Word comes from various sources, including Eric Wittenberg’s Rantings of a Civil War Historian and local press coverage, of efforts by the Mississippi chapter of the Sons of Confederate Veterans to propose several new special vanity plate designs, including one for Confederate general and KKK terrorist Nathan Bedford Forrest.
Forrest remains a controversial figure for obvious reasons. He was an excellent cavalry commander in a limited sphere who excelled when he was on his own. However, it is not nearly as clear as to whether he would have enjoyed success in command of a larger body of troops, namely because he could not get along with many of his colleagues and might not have had the personality necessary to get people to work together under his command. Moreover, for all the talk about the impact of Forrest on the mind of Union commanders, one can debate how much they saw him as a threat and how much they viewed him as an irritant, especially when it comes to Grant and Sherman. My own view is that regardless of his talents in independent command, Forrest was an unexploited resource that the Confederate high command failed to employ effectively.
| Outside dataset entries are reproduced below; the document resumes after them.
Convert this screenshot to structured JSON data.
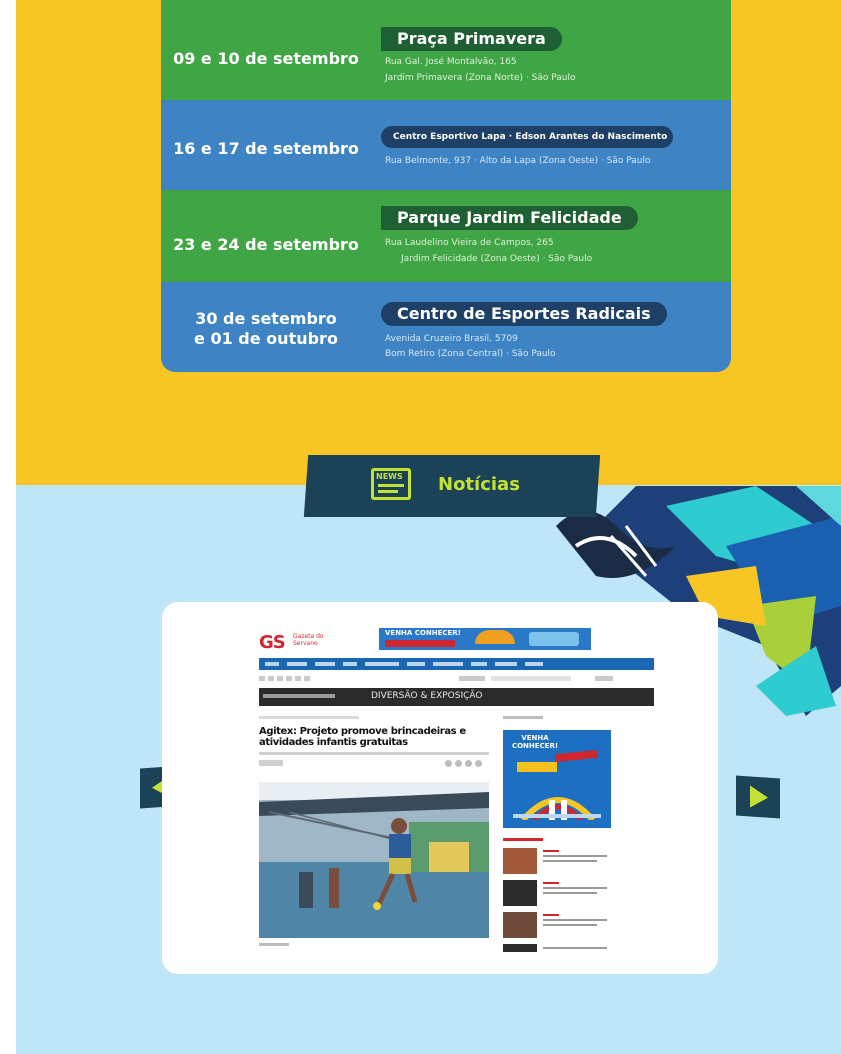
{
  "schedule": {
    "rows": [
      {
        "date": "09 e 10 de setembro",
        "title": "Praça Primavera",
        "addr1": "Rua Gal. José Montalvão, 165",
        "addr2": "Jardim Primavera (Zona Norte) · São Paulo"
      },
      {
        "date": "16 e 17 de setembro",
        "title": "Centro Esportivo Lapa · Edson Arantes do Nascimento",
        "addr1": "Rua Belmonte, 937 · Alto da Lapa (Zona Oeste) · São Paulo",
        "addr2": ""
      },
      {
        "date": "23 e 24 de setembro",
        "title": "Parque Jardim Felicidade",
        "addr1": "Rua Laudelino Vieira de Campos, 265",
        "addr2": "Jardim Felicidade (Zona Oeste) · São Paulo"
      },
      {
        "date_line1": "30 de setembro",
        "date_line2": "e 01 de outubro",
        "title": "Centro de Esportes Radicais",
        "addr1": "Avenida Cruzeiro Brasil, 5709",
        "addr2": "Bom Retiro (Zona Central) · São Paulo"
      }
    ]
  },
  "news": {
    "label": "Notícias",
    "icon_text": "NEWS"
  },
  "screenshot": {
    "logo_letters": "GS",
    "logo_sub_line1": "Gazeta do",
    "logo_sub_line2": "Servano",
    "ad_text": "VENHA CONHECER!",
    "section_title": "DIVERSÃO & EXPOSIÇÃO",
    "article_title": "Agitex: Projeto promove brincadeiras e atividades infantis gratuitas",
    "side_ad_text": "VENHA CONHECER!"
  },
  "colors": {
    "yellow": "#f7c624",
    "light_blue": "#bfe6f7",
    "green_row": "#3fa545",
    "blue_row": "#3e84c4",
    "accent_lime": "#c4e235",
    "navy": "#1c4257"
  }
}
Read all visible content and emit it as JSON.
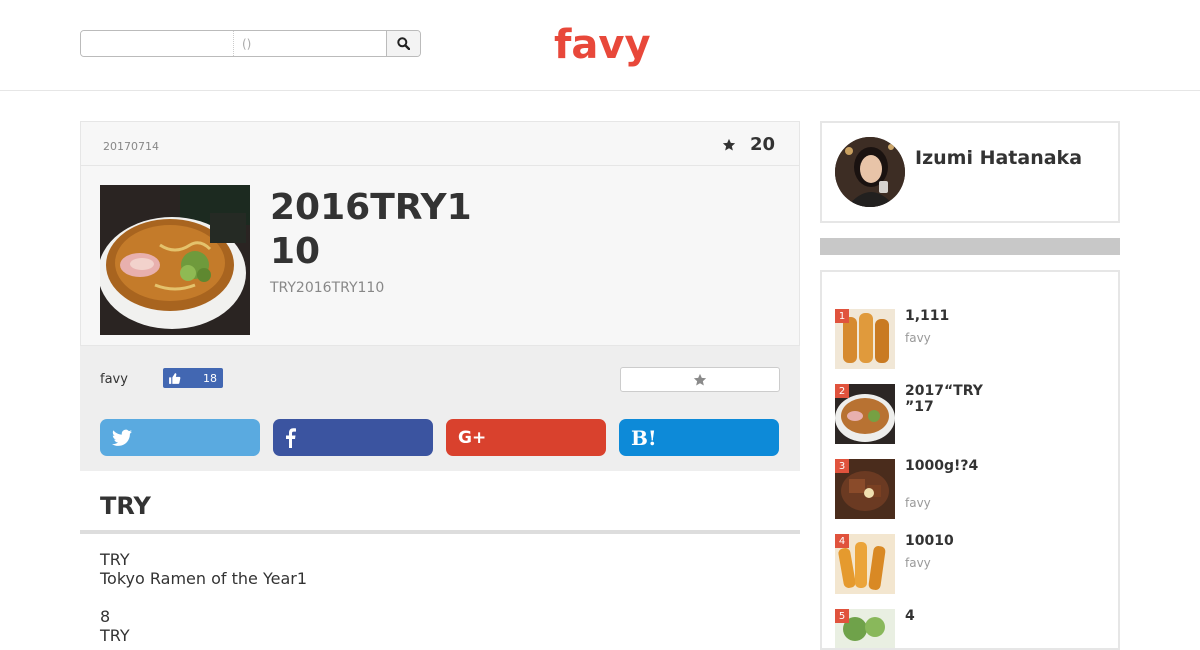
{
  "header": {
    "search": {
      "keyword_value": "",
      "area_placeholder": "()",
      "button_icon": "search-icon"
    },
    "logo": "favy",
    "logo_color": "#e8483a"
  },
  "article": {
    "date": "20170714",
    "favorite_count": "20",
    "title_line1": "2016TRY1",
    "title_line2": "10",
    "subtitle": "TRY2016TRY110",
    "source": "favy",
    "like_count": "18",
    "share": {
      "twitter_icon": "twitter-icon",
      "facebook_icon": "facebook-icon",
      "google_label": "G+",
      "hatena_label": "B!"
    },
    "section_heading": "TRY",
    "body_lines": [
      "TRY",
      "Tokyo Ramen of the Year1",
      "",
      "8",
      "TRY"
    ]
  },
  "sidebar": {
    "author_name": "Izumi Hatanaka",
    "ranking": [
      {
        "rank": "1",
        "title": "1,111",
        "source": "favy"
      },
      {
        "rank": "2",
        "title_line1": "2017“TRY",
        "title_line2": "”17",
        "source": ""
      },
      {
        "rank": "3",
        "title": "1000g!?4",
        "source": "favy"
      },
      {
        "rank": "4",
        "title": "10010",
        "source": "favy"
      },
      {
        "rank": "5",
        "title": "4",
        "source": ""
      }
    ]
  },
  "colors": {
    "accent": "#e8483a",
    "twitter": "#5aaae0",
    "facebook": "#3b54a0",
    "google": "#d9412d",
    "hatena": "#0d8ad8",
    "like": "#4267b2"
  }
}
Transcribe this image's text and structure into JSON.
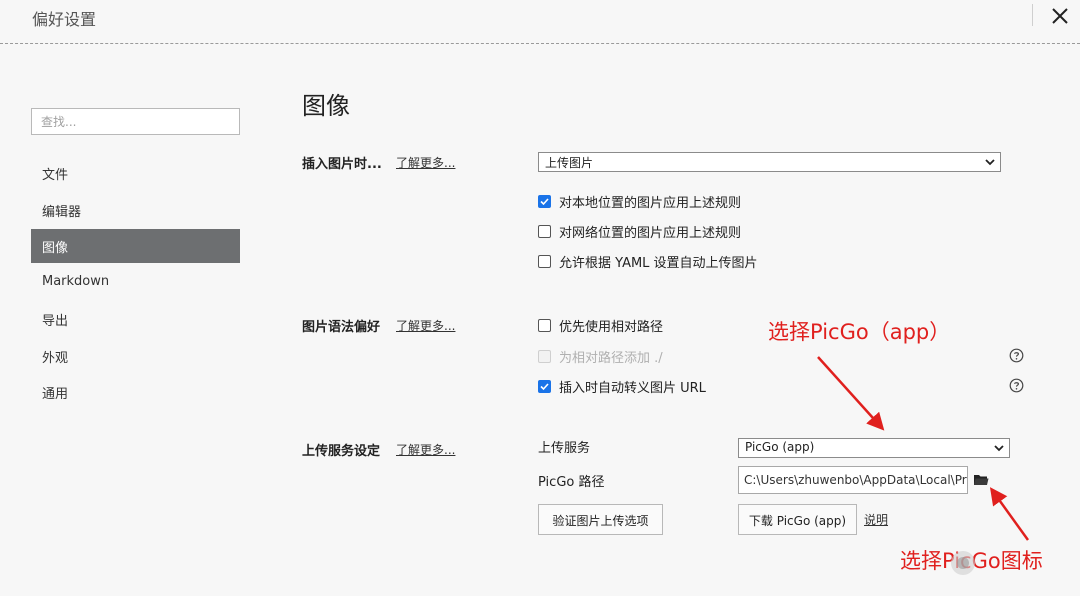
{
  "window": {
    "title": "偏好设置"
  },
  "sidebar": {
    "search_placeholder": "查找...",
    "items": [
      {
        "label": "文件"
      },
      {
        "label": "编辑器"
      },
      {
        "label": "图像",
        "active": true
      },
      {
        "label": "Markdown"
      },
      {
        "label": "导出"
      },
      {
        "label": "外观"
      },
      {
        "label": "通用"
      }
    ]
  },
  "main": {
    "title": "图像",
    "insert_image": {
      "label": "插入图片时...",
      "learn_more": "了解更多...",
      "select_value": "上传图片",
      "options": [
        {
          "label": "对本地位置的图片应用上述规则",
          "checked": true
        },
        {
          "label": "对网络位置的图片应用上述规则",
          "checked": false
        },
        {
          "label": "允许根据 YAML 设置自动上传图片",
          "checked": false
        }
      ]
    },
    "syntax_pref": {
      "label": "图片语法偏好",
      "learn_more": "了解更多...",
      "options": [
        {
          "label": "优先使用相对路径",
          "checked": false
        },
        {
          "label": "为相对路径添加 ./",
          "checked": false,
          "disabled": true
        },
        {
          "label": "插入时自动转义图片 URL",
          "checked": true
        }
      ]
    },
    "upload_service": {
      "label": "上传服务设定",
      "learn_more": "了解更多...",
      "service_label": "上传服务",
      "service_value": "PicGo (app)",
      "path_label": "PicGo 路径",
      "path_value": "C:\\Users\\zhuwenbo\\AppData\\Local\\Programs\\PicGo\\PicGo.exe",
      "verify_button": "验证图片上传选项",
      "download_button": "下载 PicGo (app)",
      "help_link": "说明"
    }
  },
  "annotations": {
    "choose_picgo_app": "选择PicGo（app）",
    "choose_picgo_icon": "选择PicGo图标",
    "color": "#e0201e"
  },
  "icons": {
    "close": "close-icon",
    "chevron": "chevron-down-icon",
    "help": "question-circle-icon",
    "folder": "folder-icon",
    "check": "check-icon"
  }
}
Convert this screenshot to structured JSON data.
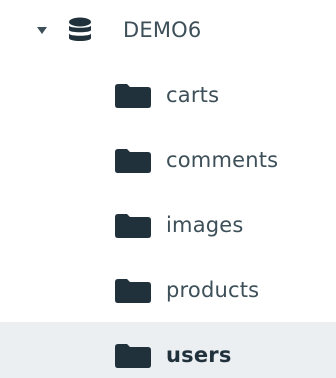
{
  "database": {
    "name": "DEMO6",
    "expanded": true,
    "icon": "database-icon",
    "caret_icon": "caret-down-icon"
  },
  "collections": [
    {
      "label": "carts",
      "icon": "folder-icon"
    },
    {
      "label": "comments",
      "icon": "folder-icon"
    },
    {
      "label": "images",
      "icon": "folder-icon"
    },
    {
      "label": "products",
      "icon": "folder-icon"
    },
    {
      "label": "users",
      "icon": "folder-icon",
      "selected": true
    }
  ],
  "colors": {
    "text": "#3d4f58",
    "selected_text": "#21313c",
    "selected_background": "#eceff1",
    "icon": "#21313c"
  }
}
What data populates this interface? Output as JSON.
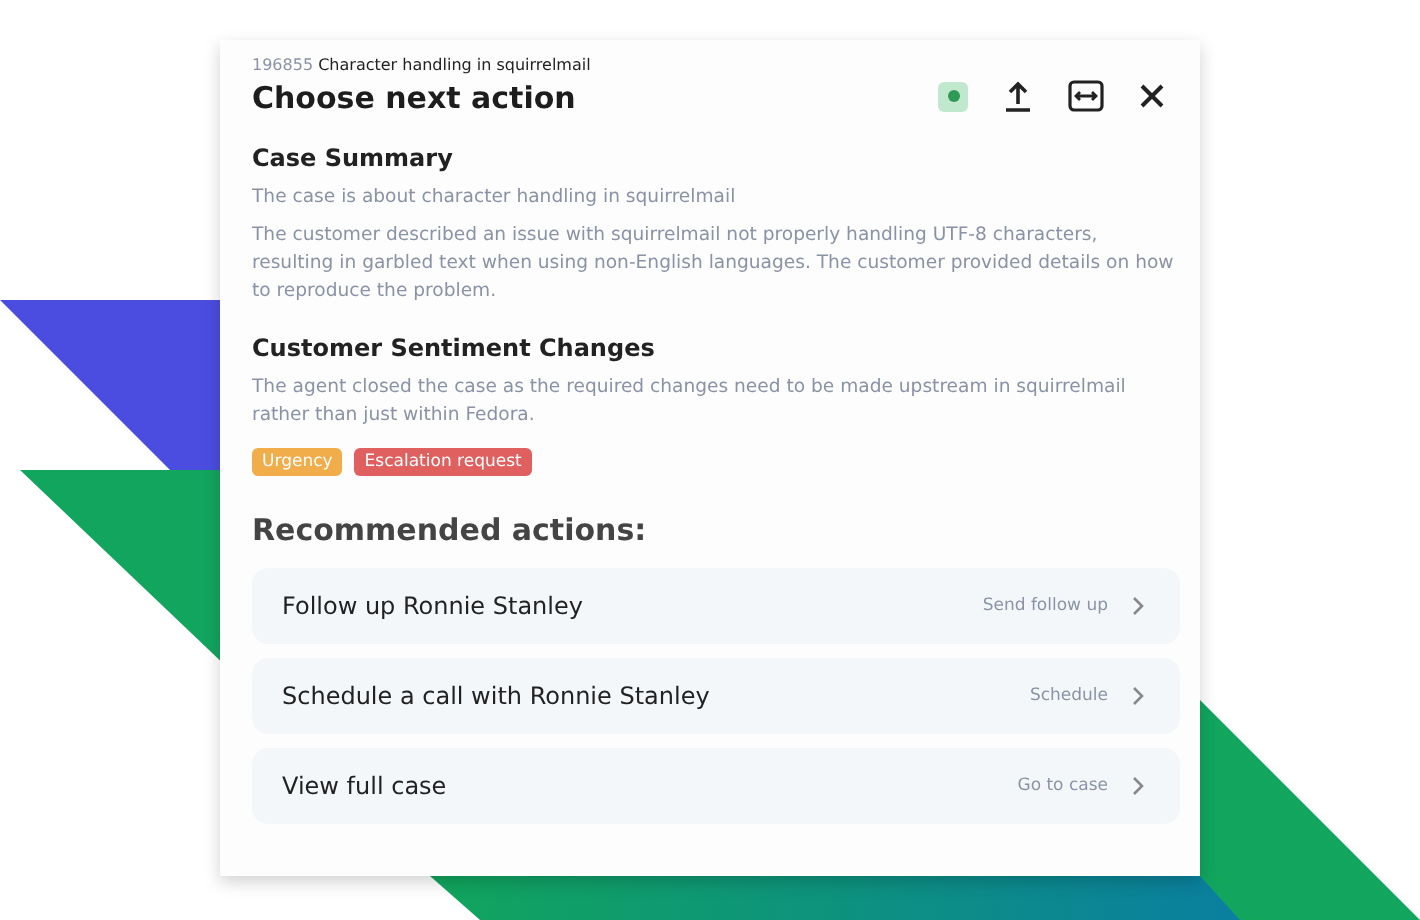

However, it is not Forrest’s abilities as a commander that are in dispute here. What proves far more controversial are Forrest’s actions with regards to the attack upon Fort Pillow on April 12, 1864, and his role in the terrorist organization known as the Ku Klux Klan after the war.
At stake in the debate over what happened at Fort Pillow is (a) whether there was a massacre of black Union soldiers by the Confederate attackers and (b) what responsibility, if any, Forrest had for such actions. These are subjects worth more discussion at length. I think there is plenty of evidence to suggest that Confederate soldiers shot black Union soldiers who were attempting to surrender, and that at a minimum Forrest was responsible for the actions of the men under his direct command. I should note that many people who disagree with me on the latter point (and do not hold Forrest responsible) nevertheless hold William T. Sherman responsible for the actions of his men (recall that we are coming upon the anniversary of the burning of Columbia, South Carolina). They’ve not been able to explain to me why they hold Sherman responsible but excuse Forrest. I think that killing human beings is worse than burning buildings, but maybe that’s just me.
Although people debate over Forrest’s exact connection with the KKK, I’ve never heard it argued by responsible parties that he was not a leader in that terrorist organization for several years. Rather, what I usually hear and read are explanations about how his role was misunderstood, or that he also played a role in disbanding the KKK (although the KKK persisted in parts of the South over this “disbanding,” and was soon replaced by other white supremacist terrorist groups). I’ve also heard explanations that either excuse the behavior of the KKK or argue that its actions were understandable, as if understanding why people who joined the KKK behaved as they did either excuses or justifies their behavior. Let’s be clear about this: the Reconstruction Ku Klux Klan was a white supremacist terrorist organization. It was also a paramilitary arm of the Democratic party, both nationally and in the South.
If that’s the sort of fellow the people of Mississippi want to honor on a license plate, they are free to do so. All I know is that if Forrest the terrorist was around today, he’d be lucky to be told to make license plates.